In Bangalore, Gayatri is welcomed by Prabhu and his son Ajay, a wealthy and charitable businessman who helps her settle into her new surroundings. As time passes, Sneha learns of Gayatri's whereabouts and travels to Bangalore in an effort to clear the misunderstanding. She is joined by Vishwa, who too misses her deeply, his mother, and their friends. Vishwa explains that he has never been romantically involved with Sneha and that Gayatri had misinterpreted the circumstances surrounding their friendship. Sneha also attempts to convince Gayatri of the truth, but Gayatri remains unconvinced.
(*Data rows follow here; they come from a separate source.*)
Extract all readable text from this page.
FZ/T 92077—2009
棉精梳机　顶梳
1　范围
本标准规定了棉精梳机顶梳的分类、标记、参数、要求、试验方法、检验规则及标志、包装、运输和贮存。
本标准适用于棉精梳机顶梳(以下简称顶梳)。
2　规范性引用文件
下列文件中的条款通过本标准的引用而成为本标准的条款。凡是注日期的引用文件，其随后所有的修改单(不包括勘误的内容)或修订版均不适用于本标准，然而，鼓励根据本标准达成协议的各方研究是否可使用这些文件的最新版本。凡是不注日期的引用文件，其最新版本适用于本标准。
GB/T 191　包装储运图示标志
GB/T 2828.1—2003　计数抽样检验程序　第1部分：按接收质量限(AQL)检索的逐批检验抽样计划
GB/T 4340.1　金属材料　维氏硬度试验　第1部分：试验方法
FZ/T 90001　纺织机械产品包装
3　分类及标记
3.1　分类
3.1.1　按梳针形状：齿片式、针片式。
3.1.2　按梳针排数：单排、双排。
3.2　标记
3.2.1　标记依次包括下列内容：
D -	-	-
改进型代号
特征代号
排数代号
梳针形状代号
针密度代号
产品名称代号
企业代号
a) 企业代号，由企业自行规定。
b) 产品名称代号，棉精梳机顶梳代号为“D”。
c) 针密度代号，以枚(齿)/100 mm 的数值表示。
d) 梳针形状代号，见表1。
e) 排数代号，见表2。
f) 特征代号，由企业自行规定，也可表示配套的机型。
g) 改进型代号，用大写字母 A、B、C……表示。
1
Determined to prove that she has no romantic interest in Vishwa, Sneha takes a drastic step that leads others to believe she is involved with Ajay, drawing criticism upon herself. She later reveals that her actions were intended solely to remove any doubts Gayatri may have had regarding her relationship with Vishwa. Realizing that she had misunderstood both of them, Gayatri reconciles with Vishwa. The two reunite, while Vishwa expresses gratitude to Sneha for helping restore their relationship.

== Production ==
The film was produced by Gopal, then the general secretary of Bangalore District Congress Committee, making his debut as producer. It was reported that Darshan and Harish Raj would play friends in the film, and that they were paired opposite Malavika and Akhila. Aishwarya played a negative role in this film. She worked on this film alongside the unreleased film Rhythm in which she played the lead.

== Soundtrack ==

The soundtrack was composed by Bharadwaj. Bharadwaj reused "Mazhaiyo Puyalo" from the Tamil film Kalatpadai as "Hoove Neenu" and "Premake Endu" while "Nange Neenu Ista" was remade as "Unnai Enakku" for Kadhal Dot Com.

Track listing
| No. | Title | Lyrics | Singer(s) | Length |
|---|---|---|---|---|
| 1. | "Nange Neenu Ista" | V. Nagendra Prasad | Rajesh Krishnan, Anuradha Sriram | 4:44 |
| 2. | "Hoove Neenu" | Geethapriya | Badari Prasad, Gurukiran | 4:34 |
| 3. | "Maichalakavo" | V. Nagendra Prasad | Badari Prasad, Anuradha Sriram | 4:43 |
| 4. | "Yaare Teeke Maadali" | Doddarangegowda | B. Jayashree | 4:20 |
| 5. | "Right Helu" | V. Nagendra Prasad | Gurukiran | 4:25 |
| 6. | "Baanige Bhoomi" | Doddarangegowda | Nanditha | 5:02 |
| 7. | "Premake Endu" | B. Mallesh | Nanditha | 4:34 |
| Total length: |  |  |  | 32:22 |

== Release and reception ==
The film was released on 7 February 2003 alongside Border.

A critic from Chitraloka.com wrote that "The film ‘Ninendre Ishta’ is a torturous film from the beginning. The scenes are so disjointed that it would leave an impression that the editor of this film has taken a long nap while using his scissors. Story by Thulasikumar has also reached the final stage in love story it seems". Srikanth of Deccan Herald wrote "Yet another mindless campus story. Both the film-makers as well as the audience need to take a break from campus stories. The scenes in the film look so illogical and out of place that one can easily go to sleep while watching the movie. Producer Gopal has sunk some unnecessary money into this project. The scenes suffer from a lack of continuity and dramatisation. When it comes to mouthing the dialogues, the artistes have nothing meaningful".